I/O and data sharing. If you're I/O is low, you can possibly leave your data on your master node and use nfs to share it among your nodes. If you have a lot of I/O, I would recommend using an S3 bucket.
Distribution: Your bash script that launches multiple qsub is the right thing to do. It's up to you to either call it on a single file or on a few files at once.
Scaling: See your parallel jobs running on the cluster as different tasks. It's up to you to run 1 or more instances of your application on each node. Eg.: If you use cr1.8xlarge nodes, you have 32 cores. You can launch 1 instance of your app there using the 32 cores or 4 instances of your app using 8 cores. See "slots" configuration for each nodes within Open Grid Engine. (If you were more willing to run one big instance of your app combining the cores of multiple nodes, I never did it so I can't help you with that.) Then, to add a node, you can use the "addnode" command from StarCluster. Once the node is up, OGS will automatically distribute jobs there too. You could also use StarCluster loadbalancer to automatically add/remove nodes.

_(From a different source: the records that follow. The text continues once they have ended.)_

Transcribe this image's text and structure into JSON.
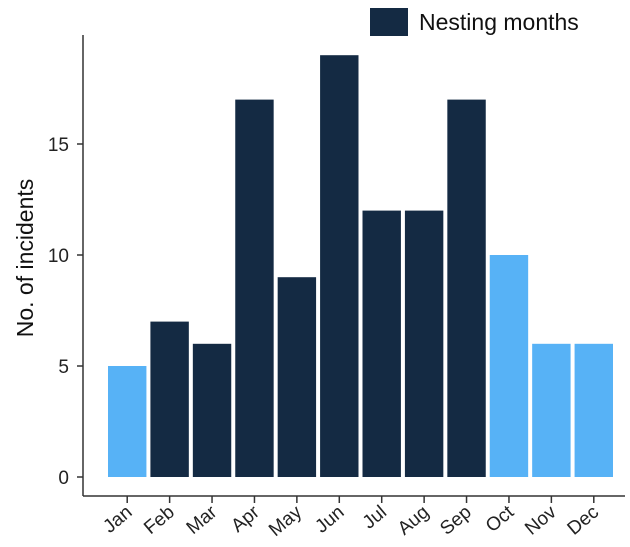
{
  "chart_data": {
    "type": "bar",
    "categories": [
      "Jan",
      "Feb",
      "Mar",
      "Apr",
      "May",
      "Jun",
      "Jul",
      "Aug",
      "Sep",
      "Oct",
      "Nov",
      "Dec"
    ],
    "values": [
      5,
      7,
      6,
      17,
      9,
      19,
      12,
      12,
      17,
      10,
      6,
      6
    ],
    "nesting": [
      false,
      true,
      true,
      true,
      true,
      true,
      true,
      true,
      true,
      false,
      false,
      false
    ],
    "ylabel": "No. of incidents",
    "xlabel": "",
    "ylim": [
      0,
      20
    ],
    "yticks": [
      0,
      5,
      10,
      15
    ],
    "legend": {
      "label": "Nesting months",
      "placement": "top-right"
    },
    "colors": {
      "nesting": "#142a43",
      "non_nesting": "#57b2f6"
    },
    "grid": false
  }
}
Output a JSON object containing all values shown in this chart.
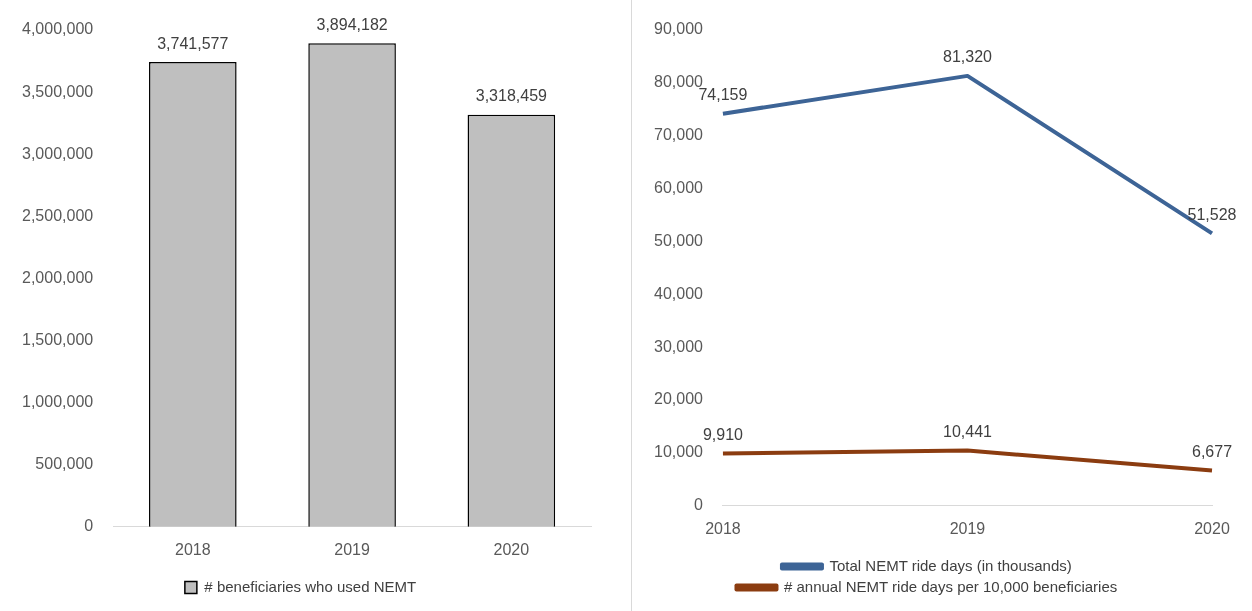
{
  "chart_data": [
    {
      "type": "bar",
      "categories": [
        "2018",
        "2019",
        "2020"
      ],
      "series": [
        {
          "name": "# beneficiaries who used NEMT",
          "color": "#bfbfbf",
          "values": [
            3741577,
            3894182,
            3318459
          ],
          "value_labels": [
            "3,741,577",
            "3,894,182",
            "3,318,459"
          ]
        }
      ],
      "ylim": [
        0,
        4000000
      ],
      "yticks": [
        0,
        {
          "value": 500000,
          "label": "500,000"
        },
        {
          "value": 1000000,
          "label": "1,000,000"
        },
        {
          "value": 1500000,
          "label": "1,500,000"
        },
        {
          "value": 2000000,
          "label": "2,000,000"
        },
        {
          "value": 2500000,
          "label": "2,500,000"
        },
        {
          "value": 3000000,
          "label": "3,000,000"
        },
        {
          "value": 3500000,
          "label": "3,500,000"
        },
        {
          "value": 4000000,
          "label": "4,000,000"
        }
      ],
      "legend": "bottom"
    },
    {
      "type": "line",
      "categories": [
        "2018",
        "2019",
        "2020"
      ],
      "series": [
        {
          "name": "Total NEMT ride days (in thousands)",
          "color": "#3d6496",
          "values": [
            74159,
            81320,
            51528
          ],
          "value_labels": [
            "74,159",
            "81,320",
            "51,528"
          ]
        },
        {
          "name": "# annual NEMT ride days per 10,000 beneficiaries",
          "color": "#8b3c10",
          "values": [
            9910,
            10441,
            6677
          ],
          "value_labels": [
            "9,910",
            "10,441",
            "6,677"
          ]
        }
      ],
      "ylim": [
        0,
        90000
      ],
      "yticks": [
        0,
        {
          "value": 10000,
          "label": "10,000"
        },
        {
          "value": 20000,
          "label": "20,000"
        },
        {
          "value": 30000,
          "label": "30,000"
        },
        {
          "value": 40000,
          "label": "40,000"
        },
        {
          "value": 50000,
          "label": "50,000"
        },
        {
          "value": 60000,
          "label": "60,000"
        },
        {
          "value": 70000,
          "label": "70,000"
        },
        {
          "value": 80000,
          "label": "80,000"
        },
        {
          "value": 90000,
          "label": "90,000"
        }
      ],
      "legend": "bottom",
      "marker": "none"
    }
  ]
}
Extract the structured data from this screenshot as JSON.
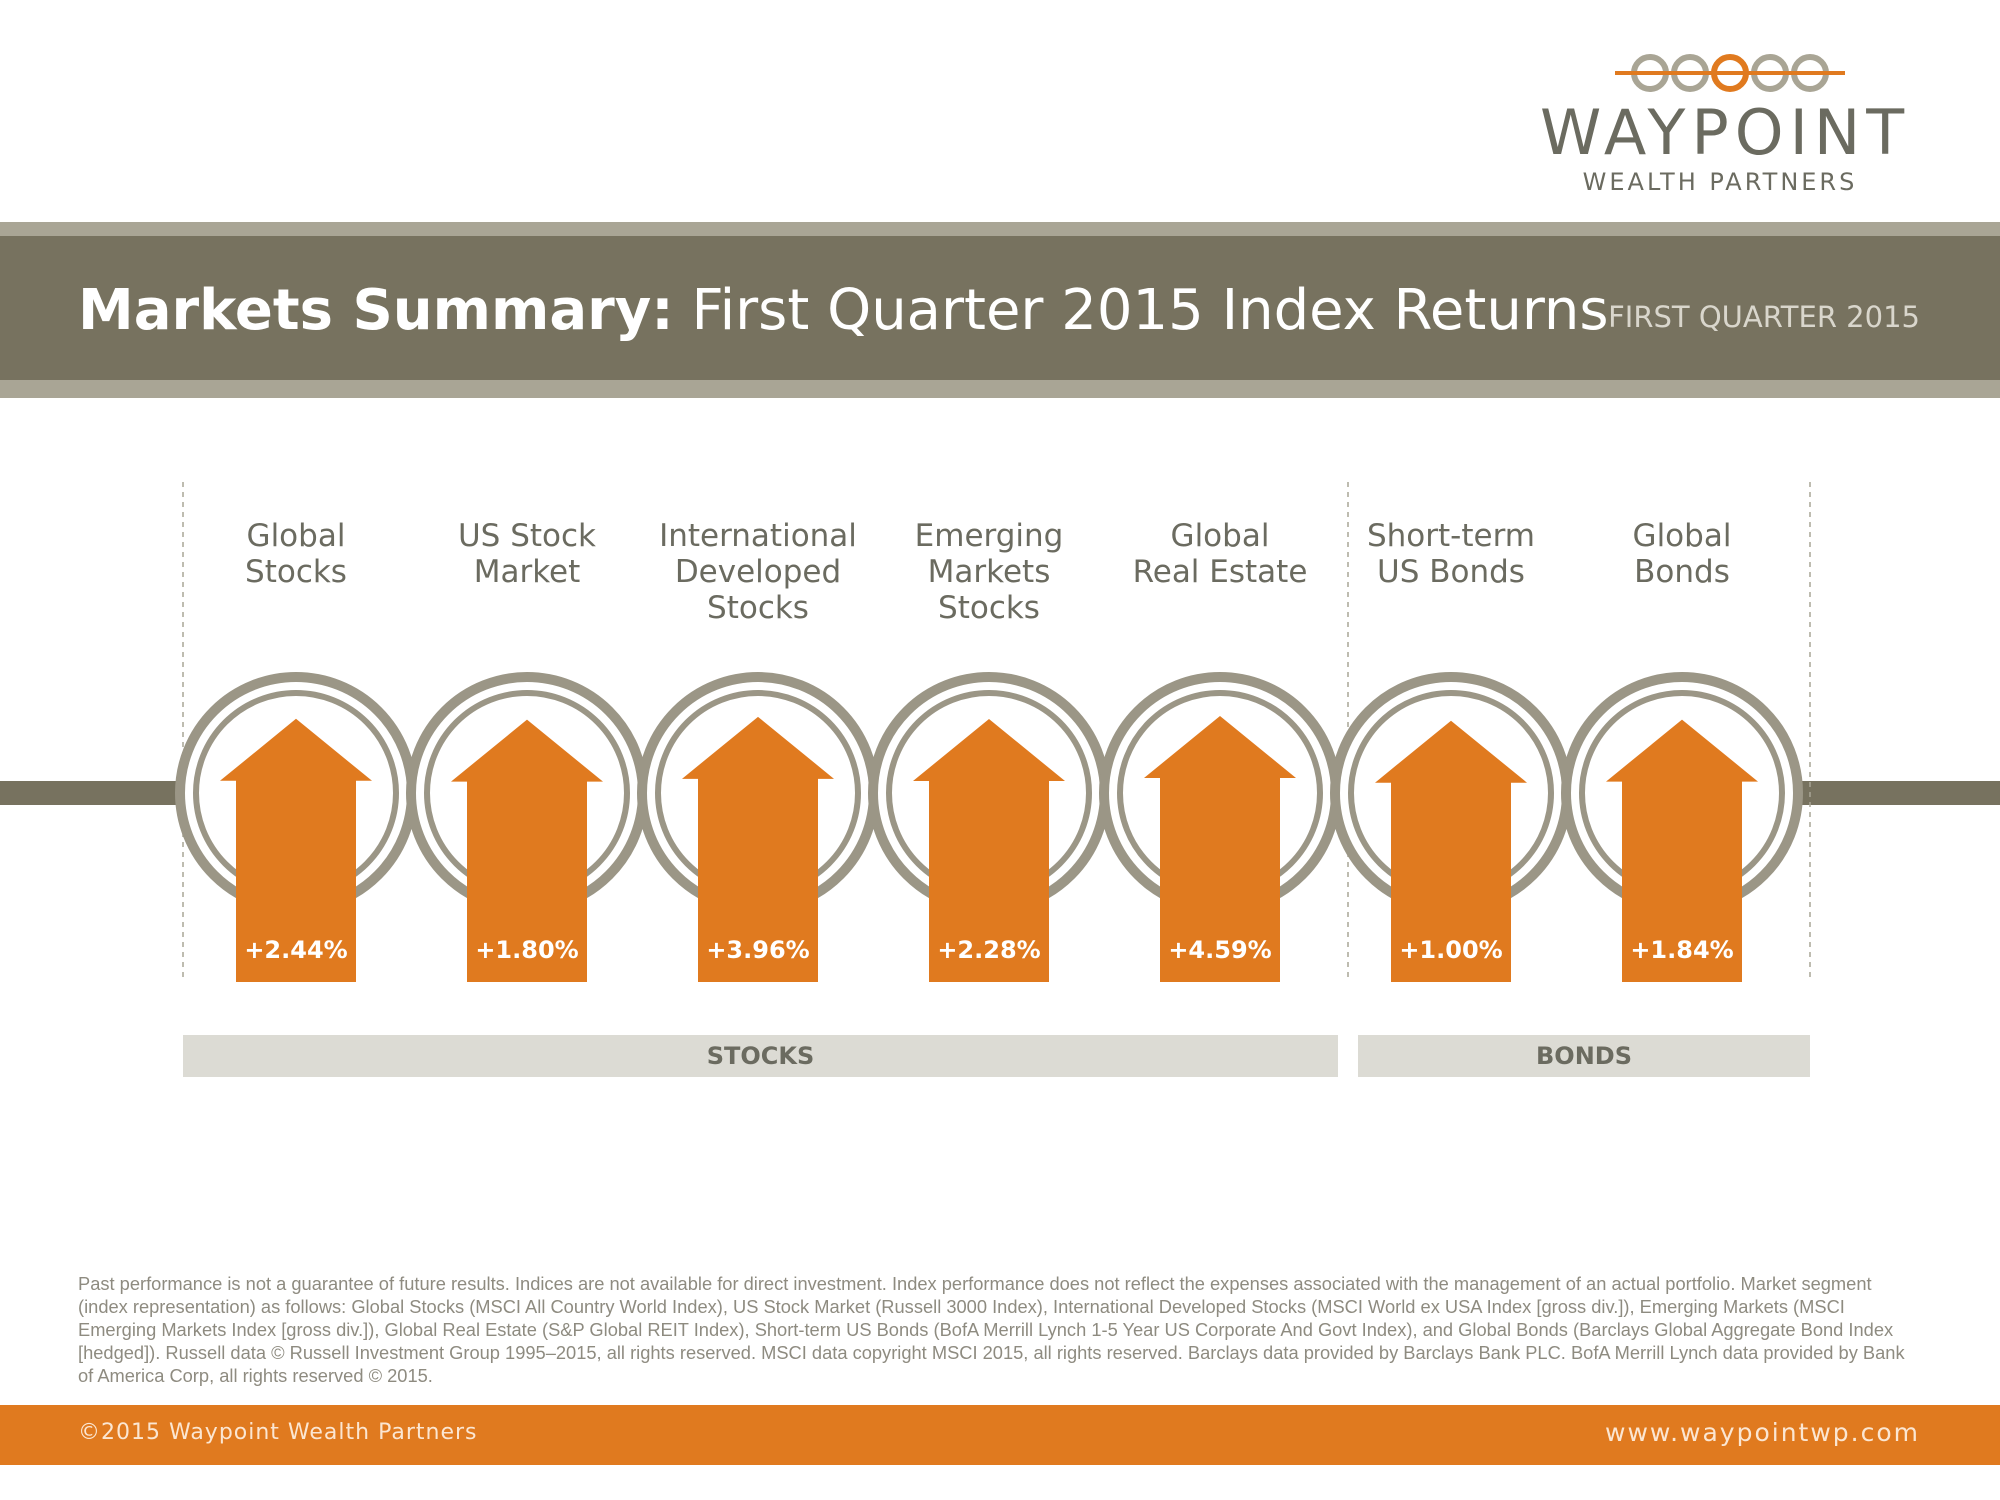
{
  "logo": {
    "name": "WAYPOINT",
    "subtitle": "WEALTH PARTNERS"
  },
  "header": {
    "title_bold": "Markets Summary:",
    "title_rest": " First Quarter 2015 Index Returns",
    "quarter": "FIRST QUARTER 2015"
  },
  "chart_data": {
    "type": "bar",
    "categories": [
      "Global\nStocks",
      "US Stock\nMarket",
      "International\nDeveloped\nStocks",
      "Emerging\nMarkets\nStocks",
      "Global\nReal Estate",
      "Short-term\nUS Bonds",
      "Global\nBonds"
    ],
    "values": [
      2.44,
      1.8,
      3.96,
      2.28,
      4.59,
      1.0,
      1.84
    ],
    "value_labels": [
      "+2.44%",
      "+1.80%",
      "+3.96%",
      "+2.28%",
      "+4.59%",
      "+1.00%",
      "+1.84%"
    ],
    "groups": [
      {
        "label": "STOCKS",
        "count": 5
      },
      {
        "label": "BONDS",
        "count": 2
      }
    ]
  },
  "disclaimer": "Past performance is not a guarantee of future results. Indices are not available for direct investment. Index performance does not reflect the expenses associated with the management of an actual portfolio. Market segment (index representation) as follows: Global Stocks (MSCI All Country World Index), US Stock Market (Russell 3000 Index), International Developed Stocks (MSCI World ex USA Index [gross div.]), Emerging Markets (MSCI Emerging Markets Index [gross div.]), Global Real Estate (S&P Global REIT Index), Short-term US Bonds (BofA Merrill Lynch 1-5 Year US Corporate And Govt Index), and Global Bonds (Barclays Global Aggregate Bond Index [hedged]). Russell data © Russell Investment Group 1995–2015, all rights reserved. MSCI data copyright MSCI 2015, all rights reserved. Barclays data provided by Barclays Bank PLC. BofA Merrill Lynch data provided by Bank of America Corp, all rights reserved © 2015.",
  "footer": {
    "copyright": "©2015 Waypoint Wealth Partners",
    "website": "www.waypointwp.com"
  },
  "colors": {
    "accent": "#e07a1f",
    "band": "#77725f",
    "ring": "#9b9686",
    "group_bar": "#dcdbd4"
  }
}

So, here is my suggestion. 1. Extract your files to S3. 2. Launch StarCluster 3. Using your bashscript, qsub a job for every few files (might be more efficient for a job to work on say 10 files than having a job for every single files) 4. Your application must I/O to s3. 5. When the queue is empty, have a script look at the results to make sure all jobs ran well. You may reschedule jobs when the output is missing.

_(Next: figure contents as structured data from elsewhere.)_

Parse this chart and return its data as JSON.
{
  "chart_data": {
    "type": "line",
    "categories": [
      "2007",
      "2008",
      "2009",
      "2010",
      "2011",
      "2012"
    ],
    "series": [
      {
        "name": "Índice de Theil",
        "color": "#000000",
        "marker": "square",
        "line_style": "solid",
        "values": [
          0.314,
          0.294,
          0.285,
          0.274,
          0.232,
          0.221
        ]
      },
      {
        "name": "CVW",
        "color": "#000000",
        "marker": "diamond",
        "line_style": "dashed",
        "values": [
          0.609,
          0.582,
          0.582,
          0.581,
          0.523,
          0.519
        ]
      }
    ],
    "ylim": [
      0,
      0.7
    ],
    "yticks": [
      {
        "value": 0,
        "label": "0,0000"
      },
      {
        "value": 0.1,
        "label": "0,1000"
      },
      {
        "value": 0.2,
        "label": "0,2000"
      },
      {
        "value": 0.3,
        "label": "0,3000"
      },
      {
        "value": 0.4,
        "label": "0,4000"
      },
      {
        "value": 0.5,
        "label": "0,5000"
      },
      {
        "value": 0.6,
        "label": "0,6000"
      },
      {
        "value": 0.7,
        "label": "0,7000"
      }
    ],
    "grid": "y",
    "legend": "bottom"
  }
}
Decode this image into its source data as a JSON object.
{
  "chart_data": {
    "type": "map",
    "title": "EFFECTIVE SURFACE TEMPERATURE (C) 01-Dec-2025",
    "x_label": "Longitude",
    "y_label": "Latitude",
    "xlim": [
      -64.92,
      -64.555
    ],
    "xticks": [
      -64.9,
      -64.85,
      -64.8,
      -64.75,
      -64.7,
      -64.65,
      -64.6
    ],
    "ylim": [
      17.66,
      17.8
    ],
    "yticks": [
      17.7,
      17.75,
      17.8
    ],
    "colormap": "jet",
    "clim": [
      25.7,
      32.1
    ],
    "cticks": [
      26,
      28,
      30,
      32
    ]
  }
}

- I don't know how your aggregation is done so I can't tell.
- I never used hadoop, so I can't help there either.
- You have no need to make your python script MPI executable.
- If you use an heterogeneous cluster, then you know from the start how many cores will be available on each nodes.
- If you define a node with 32 cores to have 4 slots, then you should make your jobs use at most 8 cores each.